While Hurricane Katrina may have been among the most devastating natural disasters to strike the US, a recently published study reveals that the storm may have lead to a baby boom for dolphins along the Gulf coast. In the years following Katrina, biologists observed a sharp increase in the number of bottlenose dolphins calves--and suspect that all the damage to the fishing industry may have had something to do with it. With human activity being relentless in so many ecosystems, sometimes it takes a crippling disaster to measure the extent of our impact.The study, which was published in the journal Marine Mammal Science, shows a spike in dolphin calve numbers following the hurricane--from 1 percent of dolphins observed before Katrina to 6 percent in the years following. One reason for this increase, the study suggests, is that during this period 87% of commercial fishing vessels were damaged or destroyed by the hurricane, which means more fish for dolphins and more energy to reproduce.
According to the report:
Commercial fisheries landings and recreational fisheries landings decreased by 48% and 42%, respectively between 2005 and 2006 for Gulfport and Biloxi harbors.
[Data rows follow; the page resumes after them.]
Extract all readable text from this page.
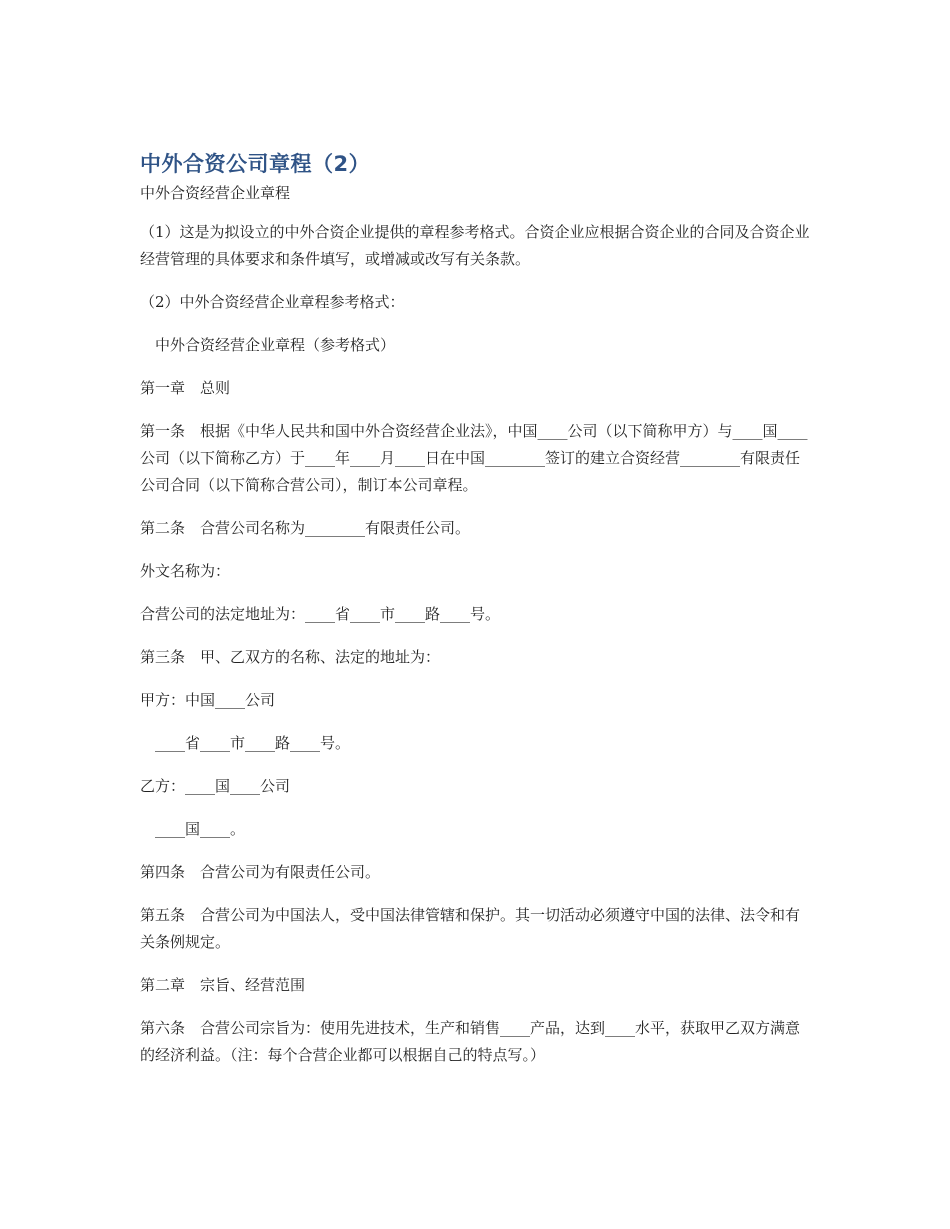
中外合资公司章程（2）

中外合资经营企业章程

（1）这是为拟设立的中外合资企业提供的章程参考格式。合资企业应根据合资企业的合同及合资企业经营管理的具体要求和条件填写，或增减或改写有关条款。

（2）中外合资经营企业章程参考格式：

　中外合资经营企业章程（参考格式）

第一章　总则

第一条　根据《中华人民共和国中外合资经营企业法》，中国____公司（以下简称甲方）与____国____公司（以下简称乙方）于____年____月____日在中国________签订的建立合资经营________有限责任公司合同（以下简称合营公司），制订本公司章程。

第二条　合营公司名称为________有限责任公司。

外文名称为：

合营公司的法定地址为：____省____市____路____号。

第三条　甲、乙双方的名称、法定的地址为：

甲方：中国____公司

　____省____市____路____号。

乙方：____国____公司

　____国____。

第四条　合营公司为有限责任公司。

第五条　合营公司为中国法人，受中国法律管辖和保护。其一切活动必须遵守中国的法律、法令和有关条例规定。

第二章　宗旨、经营范围

第六条　合营公司宗旨为：使用先进技术，生产和销售____产品，达到____水平，获取甲乙双方满意的经济利益。（注：每个合营企业都可以根据自己的特点写。）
This decrease in recreational and commercial fishing, similar to the effects of creating a marine reserve, could have resulted in increased prey availability for dolphins within the area.
Another factor that may have contributed to the baby boom is a potential jump in the number of reproducing females following the storm. The hurricane resulted in a higher mortality rate among calves--meaning there might have been an unusually high number of fertile females for the following mating season.
To better understand the full extent human activity has on their ecosystem, researchers plan to continue studying the reproductive patterns of bottlenose dolphins in the Gulf. From our lofty position on the food-chain, it's often difficult to grasp the extent our appetite has on native species who, unfortunately for them, share a similar taste. But, even in just a brief period of reduced fishing which resulted from damage caused by a hurricane, scores of newborn dolphins hint that what's bad for the fishing industry may be good for everything else.